TITLE:
Cross-Validation, Shrinkage and Variable Selection in Linear Regression Revisited
AUTHORS:
Hans C. van Houwelingen, Willi Sauerbrei
KEYWORDS:
Cross-Validation; LASSO; Shrinkage; Simulation Study; Variable Selection
JOURNAL NAME:
Open Journal of Statistics,
Vol.3 No.2,
April
24,
2013
ABSTRACT:
In deriving a regression model analysts often have to use variable
selection, despite of problems introduced by data- dependent model
building. Resampling approaches are proposed to handle some of the critical
issues. In order to assess and compare several strategies, we will conduct a
simulation study with 15 predictors and a complex correlation structure in
the linear regression model. Using sample sizes of 100 and 400 and estimates of
the residual variance corresponding to R2 of 0.50 and 0.71, we consider 4 scenarios with varying amount of information.

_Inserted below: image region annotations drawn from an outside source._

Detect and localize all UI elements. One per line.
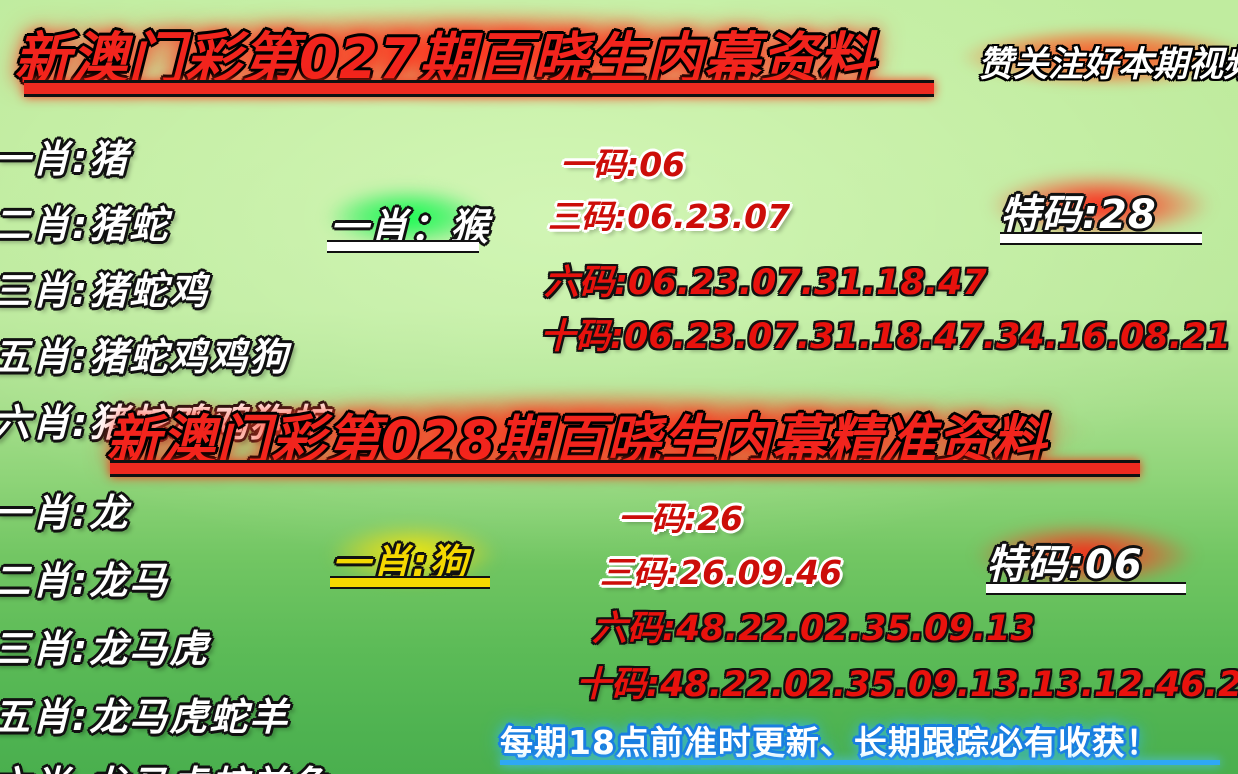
code-line-ten: 十码:06.23.07.31.18.47.34.16.08.21 <box>540 308 1231 359</box>
zodiac-line: 三肖:龙马虎 <box>0 618 412 673</box>
title-underline-2 <box>110 460 1140 477</box>
zodiac-line: 五肖:龙马虎蛇羊 <box>0 686 412 741</box>
pick-underline-027 <box>327 240 479 253</box>
zodiac-line: 五肖:猪蛇鸡鸡狗 <box>0 326 412 381</box>
code-line-three: 三码:26.09.46 <box>600 546 842 594</box>
code-line-one: 一码:06 <box>560 138 685 186</box>
zodiac-line: 一肖:猪 <box>0 128 412 183</box>
poster-canvas: 新澳门彩第027期百晓生内幕资料 赞关注好本期视频 一肖:猪 二肖:猪蛇 三肖:… <box>0 0 1238 774</box>
code-line-six: 六码:06.23.07.31.18.47 <box>544 254 987 305</box>
code-line-one: 一码:26 <box>618 492 743 540</box>
update-schedule-banner: 每期18点前准时更新、长期跟踪必有收获！ <box>500 716 1160 764</box>
banner-underline <box>500 760 1220 765</box>
code-line-ten: 十码:48.22.02.35.09.13.13.12.46.26.03 <box>576 656 1238 707</box>
follow-notice: 赞关注好本期视频 <box>978 36 1238 87</box>
pick-underline-028 <box>330 576 490 589</box>
code-line-three: 三码:06.23.07 <box>548 190 790 238</box>
title-underline-1 <box>24 80 934 97</box>
code-line-six: 六码:48.22.02.35.09.13 <box>592 600 1035 651</box>
special-underline-027 <box>1000 232 1202 245</box>
zodiac-line: 六肖:龙马虎蛇羊兔 <box>0 754 412 774</box>
zodiac-line: 三肖:猪蛇鸡 <box>0 260 412 315</box>
special-underline-028 <box>986 582 1186 595</box>
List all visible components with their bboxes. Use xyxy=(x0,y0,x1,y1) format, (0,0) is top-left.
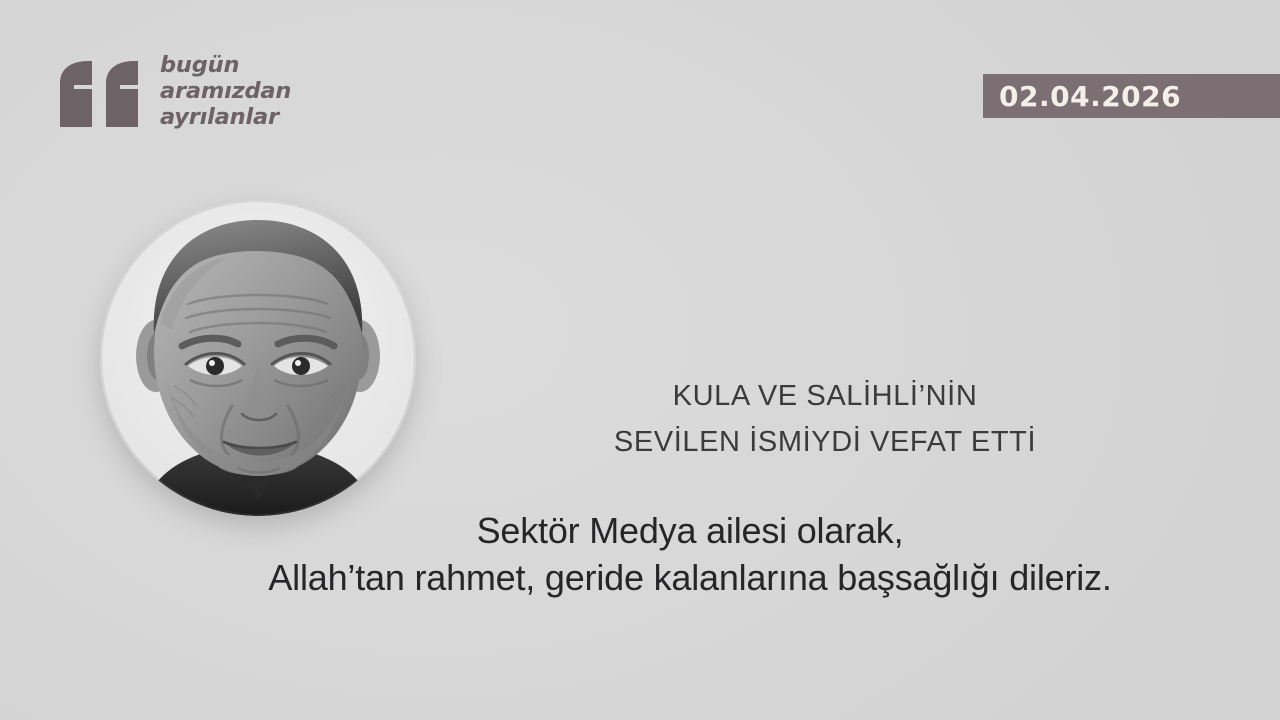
brand-line-1: bugün xyxy=(160,52,291,78)
brand-logo: bugün aramızdan ayrılanlar xyxy=(52,52,291,134)
condolence-line-2: Allah’tan rahmet, geride kalanlarına baş… xyxy=(190,555,1190,602)
headline-line-2: SEVİLEN İSMİYDİ VEFAT ETTİ xyxy=(430,420,1220,466)
double-quote-icon xyxy=(52,59,140,134)
condolence-message: Sektör Medya ailesi olarak, Allah’tan ra… xyxy=(190,508,1190,602)
memorial-card: bugün aramızdan ayrılanlar 02.04.2026 xyxy=(0,0,1280,720)
condolence-line-1: Sektör Medya ailesi olarak, xyxy=(190,508,1190,555)
brand-wordmark: bugün aramızdan ayrılanlar xyxy=(160,52,291,130)
brand-line-3: ayrılanlar xyxy=(160,104,291,130)
headline: KULA VE SALİHLİ’NİN SEVİLEN İSMİYDİ VEFA… xyxy=(430,374,1220,466)
date-badge: 02.04.2026 xyxy=(983,74,1280,118)
headline-line-1: KULA VE SALİHLİ’NİN xyxy=(430,374,1220,420)
portrait-photo xyxy=(100,200,416,516)
brand-line-2: aramızdan xyxy=(160,78,291,104)
date-badge-text: 02.04.2026 xyxy=(983,80,1181,113)
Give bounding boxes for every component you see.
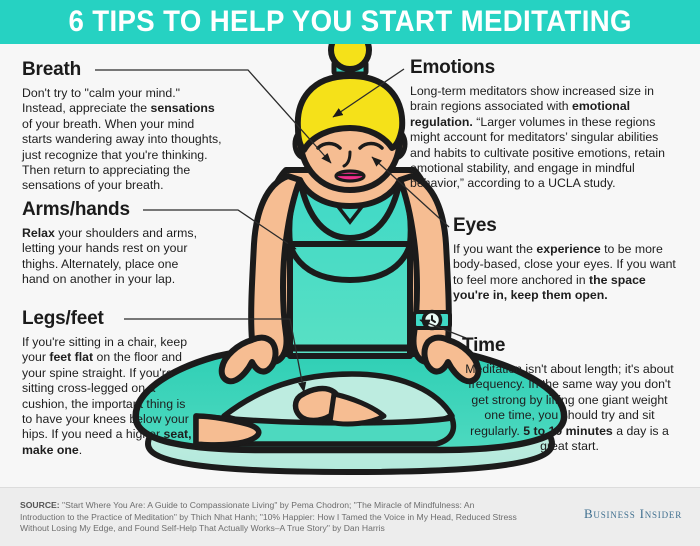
tip-breath: Breath Don't try to "calm your mind." In… xyxy=(22,60,227,194)
business-insider-logo: Business Insider xyxy=(584,506,682,522)
tip-eyes-body: If you want the experience to be more bo… xyxy=(453,242,679,304)
tip-emotions-body: Long-term meditators show increased size… xyxy=(410,84,672,192)
tip-time-heading: Time xyxy=(462,336,677,356)
tip-legs-body: If you're sitting in a chair, keep your … xyxy=(22,335,197,458)
page-title: 6 TIPS TO HELP YOU START MEDITATING xyxy=(68,5,631,39)
tip-arms-heading: Arms/hands xyxy=(22,200,207,220)
tip-emotions-heading: Emotions xyxy=(410,58,672,78)
infographic-page: 6 TIPS TO HELP YOU START MEDITATING xyxy=(0,0,700,545)
tip-eyes: Eyes If you want the experience to be mo… xyxy=(453,216,679,304)
tip-eyes-heading: Eyes xyxy=(453,216,679,236)
tip-time: Time Meditation isn't about length; it's… xyxy=(462,336,677,454)
tip-emotions: Emotions Long-term meditators show incre… xyxy=(410,58,672,192)
tip-breath-body: Don't try to "calm your mind." Instead, … xyxy=(22,86,227,194)
tip-breath-heading: Breath xyxy=(22,60,227,80)
wristwatch xyxy=(414,312,450,329)
tip-arms-body: Relax your shoulders and arms, letting y… xyxy=(22,226,207,288)
tip-arms-hands: Arms/hands Relax your shoulders and arms… xyxy=(22,200,207,288)
tip-time-body: Meditation isn't about length; it's abou… xyxy=(462,362,677,454)
tip-legs-heading: Legs/feet xyxy=(22,309,197,329)
hair-bun xyxy=(331,44,369,69)
source-citation: SOURCE: "Start Where You Are: A Guide to… xyxy=(20,500,520,535)
source-text: "Start Where You Are: A Guide to Compass… xyxy=(20,500,517,533)
infographic-canvas: Breath Don't try to "calm your mind." In… xyxy=(0,44,700,487)
header-bar: 6 TIPS TO HELP YOU START MEDITATING xyxy=(0,0,700,44)
footer-bar: SOURCE: "Start Where You Are: A Guide to… xyxy=(0,487,700,546)
source-label: SOURCE: xyxy=(20,500,60,510)
tip-legs-feet: Legs/feet If you're sitting in a chair, … xyxy=(22,309,197,458)
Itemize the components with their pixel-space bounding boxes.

We also consider two examples with 24 and 13 predictors, respectively. We will
discuss the value of cross-validation, shrinkage and backward
elimination (BE) with varying significance level. We will assess whether 2-step
approaches using global or parameterwise shrinkage (PWSF) can improve selected models and will compare results to
models derived with the LASSO procedure. Beside of MSE we will use model
sparsity and further criteria for model assessment. The amount of information
in the data has an influence on the selected models and the comparison of the
procedures. None of the approaches was best in all scenarios. The
performance of backward elimination with a suitably chosen significance level
was not worse compared to the LASSO and BE models selected were much sparser,
an important advantage for interpretation and transportability. Compared to
global shrinkage, PWSF had better performance. Provided that the amount of
information is not too small, we conclude that BE followed by PWSF is a suitable
approach when variable selection is a key part of data analysis.